The current outstanding problem is that the instruction fld %1
seems to load the wrong value into the st(0)
floating-point register (for example, if I call the function with a value of 2.6207, the number -1.9427(...)e-29 gets loaded into the register). This may be due to a misuse of gcc
's inline asm()
, or something else, but I'm not sure why it happens.
Here's what I have:
double roundD (double n, RoundingMode roundingMode)
{
// control word storage (2 bytes for previous, 2 for current)

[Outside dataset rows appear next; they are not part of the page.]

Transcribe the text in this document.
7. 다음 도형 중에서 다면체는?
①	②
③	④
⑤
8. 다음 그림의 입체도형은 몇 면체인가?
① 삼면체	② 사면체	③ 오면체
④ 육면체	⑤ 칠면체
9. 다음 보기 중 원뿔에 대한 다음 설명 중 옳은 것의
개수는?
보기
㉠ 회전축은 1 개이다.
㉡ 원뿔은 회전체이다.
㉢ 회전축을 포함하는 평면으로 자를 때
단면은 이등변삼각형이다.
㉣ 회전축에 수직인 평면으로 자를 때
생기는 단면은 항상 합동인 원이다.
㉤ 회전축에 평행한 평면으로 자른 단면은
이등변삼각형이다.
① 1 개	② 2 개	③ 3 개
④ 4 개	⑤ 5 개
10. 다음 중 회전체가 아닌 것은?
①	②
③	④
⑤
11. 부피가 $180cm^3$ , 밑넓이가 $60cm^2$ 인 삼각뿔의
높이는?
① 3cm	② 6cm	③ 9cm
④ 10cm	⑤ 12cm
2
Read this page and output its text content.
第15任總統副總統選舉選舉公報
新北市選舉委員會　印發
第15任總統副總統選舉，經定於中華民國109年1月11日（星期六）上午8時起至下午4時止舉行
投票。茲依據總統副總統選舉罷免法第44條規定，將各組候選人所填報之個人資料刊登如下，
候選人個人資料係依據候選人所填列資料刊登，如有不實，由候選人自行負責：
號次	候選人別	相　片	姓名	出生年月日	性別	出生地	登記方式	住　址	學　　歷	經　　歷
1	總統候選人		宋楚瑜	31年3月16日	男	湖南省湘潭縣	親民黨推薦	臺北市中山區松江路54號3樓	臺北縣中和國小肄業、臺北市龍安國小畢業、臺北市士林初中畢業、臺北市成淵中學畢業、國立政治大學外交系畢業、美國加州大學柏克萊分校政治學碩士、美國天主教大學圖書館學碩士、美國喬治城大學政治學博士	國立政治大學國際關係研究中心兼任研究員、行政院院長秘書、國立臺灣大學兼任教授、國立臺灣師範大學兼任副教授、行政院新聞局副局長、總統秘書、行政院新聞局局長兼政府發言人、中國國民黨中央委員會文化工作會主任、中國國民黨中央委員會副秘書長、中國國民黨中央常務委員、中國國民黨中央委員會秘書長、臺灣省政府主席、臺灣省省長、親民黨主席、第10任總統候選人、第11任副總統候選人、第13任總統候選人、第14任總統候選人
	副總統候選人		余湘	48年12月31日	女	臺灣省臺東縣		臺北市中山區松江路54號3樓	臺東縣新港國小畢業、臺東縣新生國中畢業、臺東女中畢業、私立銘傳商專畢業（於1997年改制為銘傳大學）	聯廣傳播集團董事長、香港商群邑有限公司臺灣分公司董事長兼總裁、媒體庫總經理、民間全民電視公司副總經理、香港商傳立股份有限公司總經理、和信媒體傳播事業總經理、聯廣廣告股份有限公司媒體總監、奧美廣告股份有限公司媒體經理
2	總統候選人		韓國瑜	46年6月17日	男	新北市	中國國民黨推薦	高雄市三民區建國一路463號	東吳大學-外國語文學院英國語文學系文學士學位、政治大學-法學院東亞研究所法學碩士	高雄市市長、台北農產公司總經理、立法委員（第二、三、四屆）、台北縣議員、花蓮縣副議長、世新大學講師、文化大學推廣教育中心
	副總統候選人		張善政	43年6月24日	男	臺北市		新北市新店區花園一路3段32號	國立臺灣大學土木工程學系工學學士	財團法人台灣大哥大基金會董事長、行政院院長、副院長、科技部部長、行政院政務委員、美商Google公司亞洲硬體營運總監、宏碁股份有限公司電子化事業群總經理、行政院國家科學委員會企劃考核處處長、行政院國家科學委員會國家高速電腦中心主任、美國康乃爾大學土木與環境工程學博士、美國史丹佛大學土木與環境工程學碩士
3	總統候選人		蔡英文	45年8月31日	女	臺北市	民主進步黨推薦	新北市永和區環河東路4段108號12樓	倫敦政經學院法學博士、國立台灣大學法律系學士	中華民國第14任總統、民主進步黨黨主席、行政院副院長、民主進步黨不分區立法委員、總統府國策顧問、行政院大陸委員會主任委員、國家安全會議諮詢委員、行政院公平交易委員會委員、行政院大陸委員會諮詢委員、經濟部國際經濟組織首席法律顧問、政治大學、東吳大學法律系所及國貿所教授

char *cw = malloc(4*sizeof(char));
char *cw2 = cw + 2;
asm("fstcw %3;" // store control word in cw
"mov %3,%4;" // copy control word into cw2
"and $0xF3FF,%4;" // zero out rounding control bits
"or %2,%4;" // put new mode into rounding control bits
"fldcw %5;" // load the modified control word
"fld %1;" // load n into st(0)
"frndint;" // round n
"fstp %0;" // load st(0) back into n
"fldcw %3;" // load the old control word from cw
: "=m" (n)
: "m" (n), "m" (roundingMode),
"m" (cw), "r" (cw2), "m" (cw2) // mov requires one argument in a register
);
free(cw);
return n;
}
I'd appreciate any pointers to what's wrong with that code, specifically relating to the fld %1
line and the asm
inputs/outputs. (Of course, if you can find other problems, feel free to let me know about them as well.) I don't want anyone to do my homework for me, just point me in the right direction. Thanks!